The crease in his forehead deepened. "You want to fuck with the ritual space?"
"And check out the Veil," I admitted.
Matt narrowed his eyes. "How? How could you tell without magic? The ghosts?"
I nodded.
"So you're a medium?"
"Will you help or won't you?"
For another long moment, he was silent. Then he said, "Maybe I'm just being a sucker for your hotness, but I want to trust you. Problem is, you're holding a lot back, and that makes me nervous.
"But we can check things out and see how this goes. I was just trying to figure out when they're going where to prepare things."
"You mean a stakeout." I sighed. I fucking hate stakeouts. Stakeouts with someone flirting with me, with whom I desperately wanted to flirt? Probably gonna be even worse.
He shrugged. "We could just charge right in. What could possibly go wrong?"

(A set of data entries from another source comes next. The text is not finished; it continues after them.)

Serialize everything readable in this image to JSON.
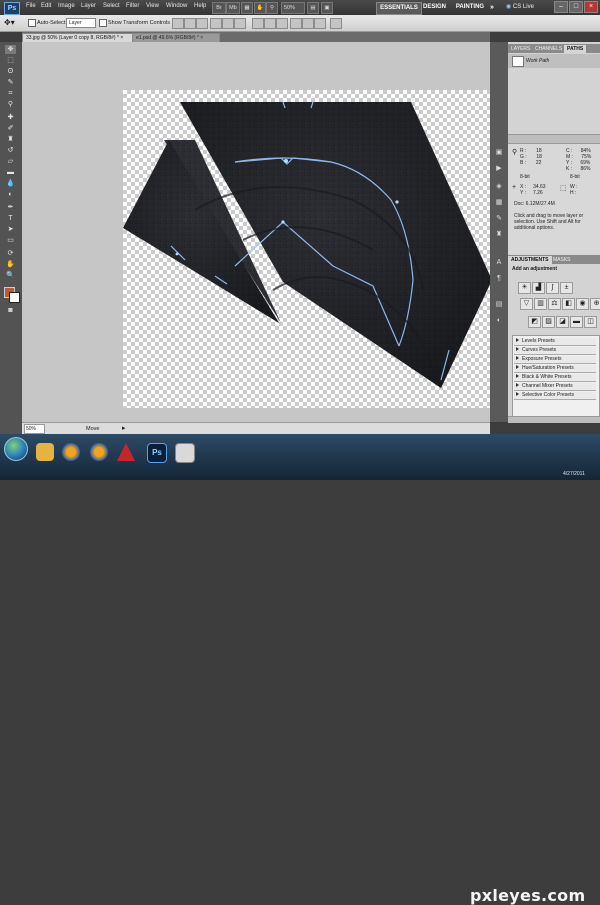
{
  "menubar": {
    "app_badge": "Ps",
    "items": [
      "File",
      "Edit",
      "Image",
      "Layer",
      "Select",
      "Filter",
      "View",
      "Window",
      "Help"
    ],
    "zoom": "50%",
    "workspaces": [
      "ESSENTIALS",
      "DESIGN",
      "PAINTING"
    ],
    "cs_live": "CS Live"
  },
  "options": {
    "auto_select_label": "Auto-Select:",
    "auto_select_value": "Layer",
    "transform_label": "Show Transform Controls"
  },
  "tabs": [
    {
      "label": "33.jpg @ 50% (Layer 0 copy 8, RGB/8#) *"
    },
    {
      "label": "e1.psd @ 49.6% (RGB/8#) *"
    }
  ],
  "panels": {
    "top_tabs": [
      "LAYERS",
      "CHANNELS",
      "PATHS"
    ],
    "path_item": "Work Path",
    "info": {
      "rgb": [
        [
          "R :",
          "18"
        ],
        [
          "G :",
          "18"
        ],
        [
          "B :",
          "22"
        ]
      ],
      "cmyk": [
        [
          "C :",
          "84%"
        ],
        [
          "M :",
          "75%"
        ],
        [
          "Y :",
          "69%"
        ],
        [
          "K :",
          "86%"
        ]
      ],
      "bits_left": "8-bit",
      "bits_right": "8-bit",
      "xy": [
        [
          "X :",
          "34.63"
        ],
        [
          "Y :",
          "7.26"
        ]
      ],
      "wh": [
        [
          "W :",
          ""
        ],
        [
          "H :",
          ""
        ]
      ],
      "doc": "Doc: 6.12M/27.4M",
      "hint": "Click and drag to move layer or selection. Use Shift and Alt for additional options."
    },
    "adj_tabs": [
      "ADJUSTMENTS",
      "MASKS"
    ],
    "adj_title": "Add an adjustment",
    "presets": [
      "Levels Presets",
      "Curves Presets",
      "Exposure Presets",
      "Hue/Saturation Presets",
      "Black & White Presets",
      "Channel Mixer Presets",
      "Selective Color Presets"
    ]
  },
  "status": {
    "zoom": "50%",
    "tool": "Move"
  },
  "taskbar": {
    "time": "",
    "date": "4/27/2011"
  },
  "watermark": "pxleyes.com",
  "colors": {
    "fg_swatch": "#c25a2e",
    "bg_swatch": "#ffffff"
  }
}
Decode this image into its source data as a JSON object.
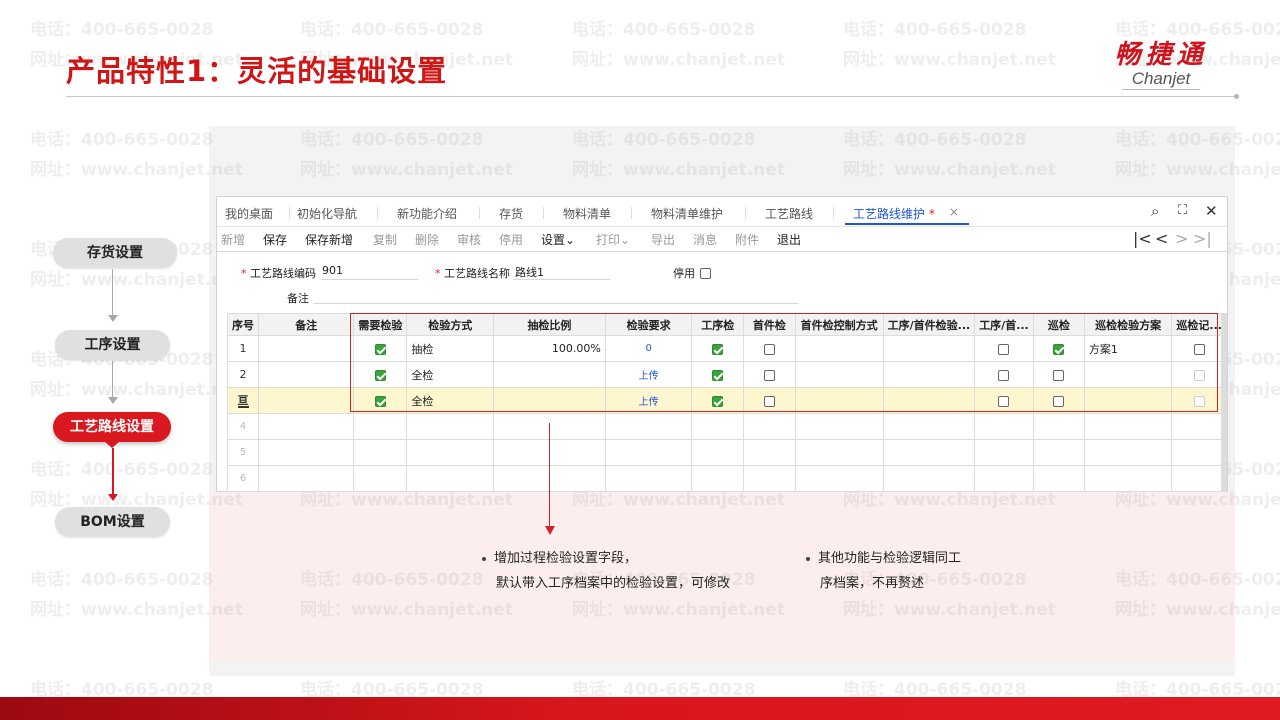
{
  "slide": {
    "title": "产品特性1：灵活的基础设置",
    "logo_cn": "畅捷通",
    "logo_en": "Chanjet",
    "accent_color": "#d9181f"
  },
  "watermark": {
    "phone": "电话：400-665-0028",
    "site": "网址：www.chanjet.net"
  },
  "steps": [
    {
      "label": "存货设置",
      "active": false
    },
    {
      "label": "工序设置",
      "active": false
    },
    {
      "label": "工艺路线设置",
      "active": true
    },
    {
      "label": "BOM设置",
      "active": false
    }
  ],
  "app": {
    "tabs": [
      "我的桌面",
      "初始化导航",
      "新功能介绍",
      "存货",
      "物料清单",
      "物料清单维护",
      "工艺路线"
    ],
    "active_tab": "工艺路线维护",
    "active_tab_mark": "*",
    "tab_close": "×",
    "window_controls": {
      "search": "⌕",
      "fullscreen": "⛶",
      "close": "✕"
    },
    "toolbar": {
      "new": "新增",
      "save": "保存",
      "save_new": "保存新增",
      "copy": "复制",
      "delete": "删除",
      "audit": "审核",
      "disable": "停用",
      "settings": "设置",
      "settings_caret": "⌄",
      "print": "打印",
      "print_caret": "⌄",
      "export": "导出",
      "message": "消息",
      "attachment": "附件",
      "exit": "退出"
    },
    "pager": {
      "first": "|<",
      "prev": "<",
      "next": ">",
      "last": ">|"
    },
    "form": {
      "code_label": "工艺路线编码",
      "code_value": "901",
      "name_label": "工艺路线名称",
      "name_value": "路线1",
      "disable_label": "停用",
      "remark_label": "备注",
      "required_mark": "*"
    },
    "grid": {
      "headers": [
        "序号",
        "备注",
        "需要检验",
        "检验方式",
        "抽检比例",
        "检验要求",
        "工序检",
        "首件检",
        "首件检控制方式",
        "工序/首件检验...",
        "工序/首...",
        "巡检",
        "巡检检验方案",
        "巡检记..."
      ],
      "rows": [
        {
          "no": "1",
          "remark": "",
          "need_check": true,
          "method": "抽检",
          "ratio": "100.00%",
          "req": "0",
          "proc_check": true,
          "first_check": false,
          "first_ctrl": "",
          "first_scheme": "",
          "proc_first": false,
          "patrol": true,
          "patrol_scheme": "方案1",
          "patrol_rec": false
        },
        {
          "no": "2",
          "remark": "",
          "need_check": true,
          "method": "全检",
          "ratio": "",
          "req": "上传",
          "proc_check": true,
          "first_check": false,
          "first_ctrl": "",
          "first_scheme": "",
          "proc_first": false,
          "patrol": false,
          "patrol_scheme": "",
          "patrol_rec": false
        },
        {
          "no": "亘",
          "remark": "",
          "need_check": true,
          "method": "全检",
          "ratio": "",
          "req": "上传",
          "proc_check": true,
          "first_check": false,
          "first_ctrl": "",
          "first_scheme": "",
          "proc_first": false,
          "patrol": false,
          "patrol_scheme": "",
          "patrol_rec": false
        },
        {
          "no": "4"
        },
        {
          "no": "5"
        },
        {
          "no": "6"
        }
      ]
    }
  },
  "notes": {
    "left_line1": "增加过程检验设置字段，",
    "left_line2": "默认带入工序档案中的检验设置，可修改",
    "right_line1": "其他功能与检验逻辑同工",
    "right_line2": "序档案，不再赘述"
  }
}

"No." That was all I had to say to that.
He grabbed the pen out of the check wallet on the table and wrote an address down on a napkin. "Tomorrow at dusk. They won't risk it before sundown."
I accepted the napkin with a grunt. It was gonna be a long night, tomorrow.
***
"So, where are you from?" Matt asked.
"I'd rather we didn't do this," I said.
He settled his Timberlands onto the dashboard like he owned the place. "You want to sit here in a dark car in silence."
"It's worked so far."
"It's been the longest hour of my life," Matt said.